If set to 1, the code will weigh the potential result items in proportion to the absolute value of their variance. Otherwise, weight will also be given to the percentage level of change of the item. Useful to highlight items that have changed a lot, even if the absolute value of their variance is modest.

##### Number of nodes weight

If set to 0, the code will not give weight to the number of nodes of a given potential result row. When set to a value greater than zero, more weight will be given to results with more nodes, even if their variance value is the same.

For instance the "volume variance pants Italy" combination has two nodes(country, product type) while the "volume variance red shirts Milan" combination has four nodes (country, city, product type, color) because Milan-city is a hierarchical child of Italy-country. If the parameter is set to more than zero the four-node result will be ranked higher than to the two-node result, even if the absolute value of the two variances is the same.

Useful to highlight items with high number of nodes.

##### Unique number of items weight

If set to 0, the code will not give weight to the number of total items contained in the columns of a given potential result row. Otherwise results "chosen" out of columns with more items will be weighted more.

The system counts the unique items in each dimension column, and calculates the total items of each combination. For instance, if we operate in a total of 5 cities, in 2 countries, where we sell a total of 10 different products in 4 different colors, the combination "volume variance pants Italy" will have a total items value of 12 (10 for the product dimension plus 2 for the country dimension).
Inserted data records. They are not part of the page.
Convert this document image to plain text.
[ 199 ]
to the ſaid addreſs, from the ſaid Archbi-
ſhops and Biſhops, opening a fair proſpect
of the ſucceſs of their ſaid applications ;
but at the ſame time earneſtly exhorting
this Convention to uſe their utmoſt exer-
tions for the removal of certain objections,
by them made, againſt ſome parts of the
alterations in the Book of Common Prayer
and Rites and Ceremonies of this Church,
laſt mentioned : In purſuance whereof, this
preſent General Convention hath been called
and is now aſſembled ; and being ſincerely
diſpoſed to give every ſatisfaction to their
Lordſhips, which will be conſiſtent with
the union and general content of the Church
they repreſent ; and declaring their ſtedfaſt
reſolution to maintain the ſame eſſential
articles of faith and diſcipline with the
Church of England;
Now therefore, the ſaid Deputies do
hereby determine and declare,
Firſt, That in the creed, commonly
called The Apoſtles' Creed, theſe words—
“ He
The combination "volume variance red shirts Milan" will have a total items value of 21 (10 for the product dimension plus 4 for the color dimension, plus 2 for the country dimension, plus 5 for the city dimension). In practice, in this case, combinations that contain a specific product (of which there are 10) will be weighted more than combinations that contain a specific city (of which there are 5) because they are assumed to be more interesting.